Given the tight supplies, traders may be best served to keep an eye on copper and silver.
Supplies and indexes

On the supply side, gold warehouse inventories fell by 68,509 troy ounces to stand at 7.82 million troy ounces as of late Thursday, according to Nymex data. Silver supplies rose by 1,040 troy ounces to stand at 131.3 million troy ounces, while copper supplies fell by 164 short tons to 32,839 short tons.

On the LME, copper supplies fell 1,100 metric tons to 150,925 – the lowest level since Nov. 10, 2006, according to BaseMetals.com

Among individual companies, shares of BHP Billiton (BHP) and Rio Tinto (RTP) rallied on Friday.
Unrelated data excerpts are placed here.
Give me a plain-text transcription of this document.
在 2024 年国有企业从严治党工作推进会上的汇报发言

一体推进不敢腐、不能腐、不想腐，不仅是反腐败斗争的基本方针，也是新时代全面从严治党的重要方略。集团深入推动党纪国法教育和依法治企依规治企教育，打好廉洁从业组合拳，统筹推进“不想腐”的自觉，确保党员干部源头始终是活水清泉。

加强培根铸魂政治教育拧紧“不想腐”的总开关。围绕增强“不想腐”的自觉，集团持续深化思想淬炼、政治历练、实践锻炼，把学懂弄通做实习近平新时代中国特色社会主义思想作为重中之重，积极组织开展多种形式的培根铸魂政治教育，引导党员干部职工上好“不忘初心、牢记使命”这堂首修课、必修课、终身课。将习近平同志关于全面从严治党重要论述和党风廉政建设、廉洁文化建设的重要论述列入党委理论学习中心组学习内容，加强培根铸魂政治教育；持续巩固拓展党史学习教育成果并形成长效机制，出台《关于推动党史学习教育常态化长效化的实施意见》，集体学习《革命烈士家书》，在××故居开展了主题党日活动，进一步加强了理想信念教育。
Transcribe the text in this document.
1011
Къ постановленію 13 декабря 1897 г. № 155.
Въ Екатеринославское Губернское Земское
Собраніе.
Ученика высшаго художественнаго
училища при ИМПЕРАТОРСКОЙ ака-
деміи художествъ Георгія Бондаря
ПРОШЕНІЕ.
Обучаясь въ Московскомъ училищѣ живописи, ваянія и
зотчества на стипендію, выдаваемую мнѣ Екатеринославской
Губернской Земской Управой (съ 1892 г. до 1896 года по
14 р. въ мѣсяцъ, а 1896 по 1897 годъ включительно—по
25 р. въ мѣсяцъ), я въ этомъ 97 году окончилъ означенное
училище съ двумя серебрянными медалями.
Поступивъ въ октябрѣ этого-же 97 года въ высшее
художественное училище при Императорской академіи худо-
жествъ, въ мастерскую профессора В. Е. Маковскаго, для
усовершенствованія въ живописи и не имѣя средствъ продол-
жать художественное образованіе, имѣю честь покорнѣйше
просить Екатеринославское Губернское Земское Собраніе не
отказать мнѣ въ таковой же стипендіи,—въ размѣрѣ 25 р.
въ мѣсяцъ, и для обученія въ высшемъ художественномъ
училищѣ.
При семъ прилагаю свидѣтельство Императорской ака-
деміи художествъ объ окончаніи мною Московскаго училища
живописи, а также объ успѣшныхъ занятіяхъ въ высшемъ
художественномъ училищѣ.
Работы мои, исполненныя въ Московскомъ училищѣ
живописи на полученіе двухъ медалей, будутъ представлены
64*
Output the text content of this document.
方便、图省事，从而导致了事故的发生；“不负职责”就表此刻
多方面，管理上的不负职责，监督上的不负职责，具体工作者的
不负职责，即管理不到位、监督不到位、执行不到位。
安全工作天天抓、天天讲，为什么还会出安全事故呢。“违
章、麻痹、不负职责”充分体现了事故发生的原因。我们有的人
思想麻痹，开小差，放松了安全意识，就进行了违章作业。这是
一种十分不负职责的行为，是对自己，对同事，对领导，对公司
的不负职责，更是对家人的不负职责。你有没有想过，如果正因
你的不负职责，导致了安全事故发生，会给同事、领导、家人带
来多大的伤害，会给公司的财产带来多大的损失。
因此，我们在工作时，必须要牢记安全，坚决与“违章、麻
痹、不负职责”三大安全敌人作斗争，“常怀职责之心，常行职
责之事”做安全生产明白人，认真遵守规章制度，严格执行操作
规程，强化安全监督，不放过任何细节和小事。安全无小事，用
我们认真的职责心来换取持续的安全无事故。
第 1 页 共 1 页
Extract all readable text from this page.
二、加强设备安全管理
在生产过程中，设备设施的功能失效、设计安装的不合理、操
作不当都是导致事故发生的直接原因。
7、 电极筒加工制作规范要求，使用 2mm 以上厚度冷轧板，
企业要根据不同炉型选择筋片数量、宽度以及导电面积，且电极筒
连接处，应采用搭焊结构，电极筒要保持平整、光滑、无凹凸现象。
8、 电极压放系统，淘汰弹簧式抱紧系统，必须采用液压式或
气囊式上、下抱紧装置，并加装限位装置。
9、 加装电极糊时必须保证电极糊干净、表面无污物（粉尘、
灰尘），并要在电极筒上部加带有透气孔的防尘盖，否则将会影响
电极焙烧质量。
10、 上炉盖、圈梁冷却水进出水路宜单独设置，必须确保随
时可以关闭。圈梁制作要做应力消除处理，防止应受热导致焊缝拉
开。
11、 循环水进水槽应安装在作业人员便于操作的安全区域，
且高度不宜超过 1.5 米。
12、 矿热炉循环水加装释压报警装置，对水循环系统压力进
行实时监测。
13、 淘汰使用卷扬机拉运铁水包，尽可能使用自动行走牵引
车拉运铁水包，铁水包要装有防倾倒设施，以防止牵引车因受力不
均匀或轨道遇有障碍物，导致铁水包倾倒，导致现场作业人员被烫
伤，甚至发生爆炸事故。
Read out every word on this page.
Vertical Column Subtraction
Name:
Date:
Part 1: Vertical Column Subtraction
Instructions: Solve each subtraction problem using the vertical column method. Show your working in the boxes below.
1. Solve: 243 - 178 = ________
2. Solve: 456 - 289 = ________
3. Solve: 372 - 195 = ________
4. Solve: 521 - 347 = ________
They were responding to a big spike in metals prices as well as a Merrill Lynch report suggesting that BHP could be torn apart and sold at a 30% premium.

AngloGold Ashanti Ltd. (AU), the world's third-largest producer of gold, Friday posted a net loss for the first quarter as production declined and costs rose.

The Johannesburg miner, owned almost 42% by Anglo American Plc (AAUK), said its net loss was 133 million rand ($19 million) against a profit of 69 million rand in the fourth quarter. The company posted a loss of 1.08 billion rand for the year-earlier first quarter.